Certainly here in the Barnett Shale, but now in Pennsylvania and New York State, Chesapeake also encountered more obstacles. As fracking moved out of the expansive pastures and into close-quarter cities, the industry ran face-first into tougher city-by-city ordinances regarding spacing from houses and schools, effectively shrinking the amount of acreage they could frack (Or, in cases like Southlake, the subject of a November cover story, stopping them from doing it entirely). Coupled with low gas prices, it made whole swaths of the shale uneconomic to produce. Ultimately, for these reasons, McClendon's model is unsustainable. Goodell quotes Texas energy consultant Arthur Berman as say, "In fact, when you look at the level of debt some of these companies are carrying, and the questionable value of their gas reserves, there is a lot in common with the subprime mortgage market just before it melted down."
IMoody's Investors Service recently downgraded Chesapeake's $11 billion in debt it used to finance its leasing and drilling binge. In apparent distress, the company put its Permian oil fields in West Texas on the auction block last month. In January, Chesapeake announced it was shifting its rigs from shale gas plays to oil-rich fields. It's even selling future oil and gas production on a field in the Texas Panhandle for cash.

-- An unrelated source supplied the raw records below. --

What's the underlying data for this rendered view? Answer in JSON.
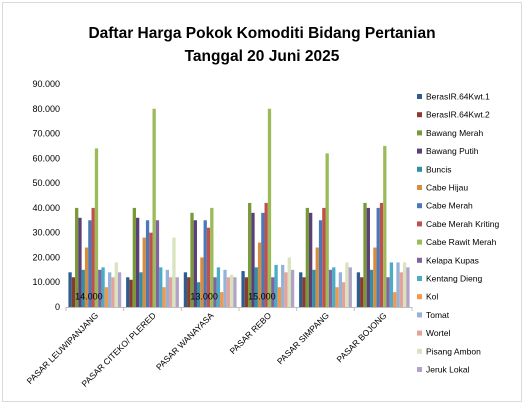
{
  "chart_data": {
    "type": "bar",
    "title_line1": "Daftar Harga Pokok Komoditi Bidang Pertanian",
    "title_line2": "Tanggal 20 Juni 2025",
    "ylim": [
      0,
      90000
    ],
    "yticks": [
      "0",
      "10.000",
      "20.000",
      "30.000",
      "40.000",
      "50.000",
      "60.000",
      "70.000",
      "80.000",
      "90.000"
    ],
    "grid": false,
    "legend_position": "right",
    "categories": [
      "PASAR LEUWIPANJANG",
      "PASAR CITEKO/ PLERED",
      "PASAR WANAYASA",
      "PASAR REBO",
      "PASAR SIMPANG",
      "PASAR BOJONG"
    ],
    "series": [
      {
        "name": "BerasIR.64Kwt.1",
        "color": "#2e5e8e",
        "values": [
          14000,
          12000,
          14000,
          14500,
          14000,
          14000
        ]
      },
      {
        "name": "BerasIR.64Kwt.2",
        "color": "#8b3a2e",
        "values": [
          12000,
          11000,
          12000,
          12000,
          12000,
          12000
        ]
      },
      {
        "name": "Bawang Merah",
        "color": "#7a9a3a",
        "values": [
          40000,
          40000,
          38000,
          42000,
          40000,
          42000
        ]
      },
      {
        "name": "Bawang Putih",
        "color": "#5a3f7a",
        "values": [
          36000,
          36000,
          35000,
          38000,
          38000,
          40000
        ]
      },
      {
        "name": "Buncis",
        "color": "#2f8fa6",
        "values": [
          15000,
          14000,
          10000,
          16000,
          15000,
          15000
        ]
      },
      {
        "name": "Cabe Hijau",
        "color": "#d98c3a",
        "values": [
          24000,
          28000,
          20000,
          26000,
          24000,
          24000
        ]
      },
      {
        "name": "Cabe Merah",
        "color": "#4a78b8",
        "values": [
          35000,
          35000,
          35000,
          38000,
          35000,
          40000
        ]
      },
      {
        "name": "Cabe Merah Kriting",
        "color": "#c0504d",
        "values": [
          40000,
          30000,
          32000,
          42000,
          40000,
          42000
        ]
      },
      {
        "name": "Cabe Rawit Merah",
        "color": "#9bbb59",
        "values": [
          64000,
          80000,
          40000,
          80000,
          62000,
          65000
        ]
      },
      {
        "name": "Kelapa Kupas",
        "color": "#8064a2",
        "values": [
          15000,
          35000,
          12000,
          12000,
          15000,
          12000
        ]
      },
      {
        "name": "Kentang Dieng",
        "color": "#4bacc6",
        "values": [
          16000,
          16000,
          16000,
          17000,
          16000,
          18000
        ]
      },
      {
        "name": "Kol",
        "color": "#f79646",
        "values": [
          8000,
          8000,
          6000,
          8000,
          8000,
          6000
        ]
      },
      {
        "name": "Tomat",
        "color": "#95b3d7",
        "values": [
          14000,
          15000,
          15000,
          17000,
          14000,
          18000
        ]
      },
      {
        "name": "Wortel",
        "color": "#e6a19b",
        "values": [
          12000,
          12000,
          12000,
          14000,
          10000,
          14000
        ]
      },
      {
        "name": "Pisang Ambon",
        "color": "#d7e4bd",
        "values": [
          18000,
          28000,
          13000,
          20000,
          18000,
          18000
        ]
      },
      {
        "name": "Jeruk Lokal",
        "color": "#b3a2c7",
        "values": [
          14000,
          12000,
          12000,
          15000,
          16000,
          16000
        ]
      }
    ],
    "data_labels": [
      {
        "category_index": 0,
        "text": "14.000"
      },
      {
        "category_index": 2,
        "text": "13.000"
      },
      {
        "category_index": 3,
        "text": "15.000"
      }
    ]
  }
}
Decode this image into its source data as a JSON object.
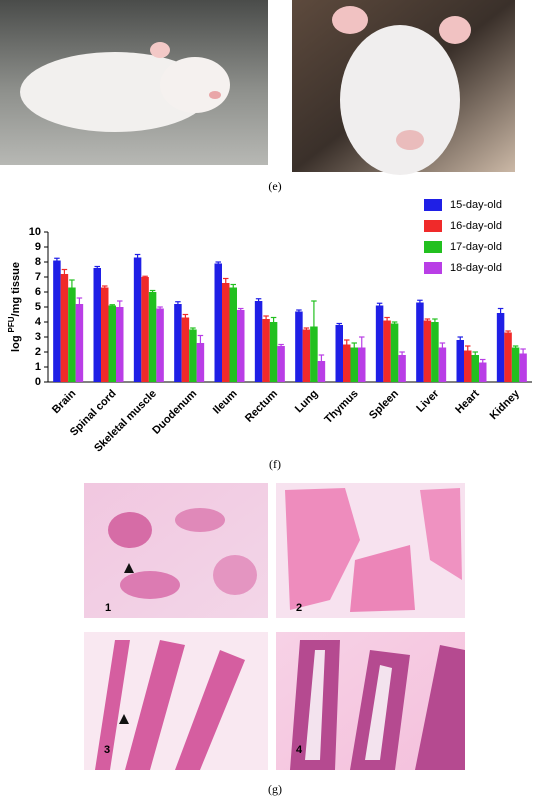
{
  "panel_labels": {
    "e": "(e)",
    "f": "(f)",
    "g": "(g)"
  },
  "histology_labels": [
    "1",
    "2",
    "3",
    "4"
  ],
  "chart_data": {
    "type": "bar",
    "ylabel_parts": [
      "log",
      "PFU",
      "/mg tissue"
    ],
    "categories": [
      "Brain",
      "Spinal cord",
      "Skeletal muscle",
      "Duodenum",
      "Ileum",
      "Rectum",
      "Lung",
      "Thymus",
      "Spleen",
      "Liver",
      "Heart",
      "Kidney"
    ],
    "series": [
      {
        "name": "15-day-old",
        "color": "#1f1fe6",
        "values": [
          8.1,
          7.6,
          8.3,
          5.2,
          7.9,
          5.4,
          4.7,
          3.8,
          5.1,
          5.3,
          2.8,
          4.6
        ],
        "errors": [
          0.15,
          0.1,
          0.2,
          0.15,
          0.1,
          0.15,
          0.1,
          0.1,
          0.15,
          0.15,
          0.2,
          0.3
        ]
      },
      {
        "name": "16-day-old",
        "color": "#f02a2a",
        "values": [
          7.2,
          6.3,
          7.0,
          4.3,
          6.6,
          4.2,
          3.5,
          2.5,
          4.1,
          4.1,
          2.1,
          3.3
        ],
        "errors": [
          0.3,
          0.1,
          0.05,
          0.2,
          0.3,
          0.2,
          0.1,
          0.3,
          0.2,
          0.1,
          0.3,
          0.1
        ]
      },
      {
        "name": "17-day-old",
        "color": "#22c01f",
        "values": [
          6.3,
          5.1,
          6.0,
          3.5,
          6.3,
          4.0,
          3.7,
          2.3,
          3.9,
          4.0,
          1.8,
          2.3
        ],
        "errors": [
          0.5,
          0.05,
          0.1,
          0.1,
          0.2,
          0.3,
          1.7,
          0.3,
          0.1,
          0.2,
          0.2,
          0.1
        ]
      },
      {
        "name": "18-day-old",
        "color": "#b93ee6",
        "values": [
          5.2,
          5.0,
          4.9,
          2.6,
          4.8,
          2.4,
          1.4,
          2.3,
          1.8,
          2.3,
          1.3,
          1.9
        ],
        "errors": [
          0.4,
          0.4,
          0.1,
          0.5,
          0.1,
          0.1,
          0.4,
          0.7,
          0.2,
          0.3,
          0.2,
          0.3
        ]
      }
    ],
    "ylim": [
      0,
      10
    ],
    "yticks": [
      0,
      1,
      2,
      3,
      4,
      5,
      6,
      7,
      8,
      9,
      10
    ],
    "legend": "upper right"
  }
}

If none of Chesapeake's gambits pan out -- and the price of natural gas doesn't rise from its $2.50 per mmBTU depths -- as Rolling Stone points out, it won't just be their stockholders left holding the bag. Chesapeake and companies like it could face the mineral equivalent of a margin call. And shale gas's promise as a game-changing bridge fuel may turn out to be as vaporous as vented methane.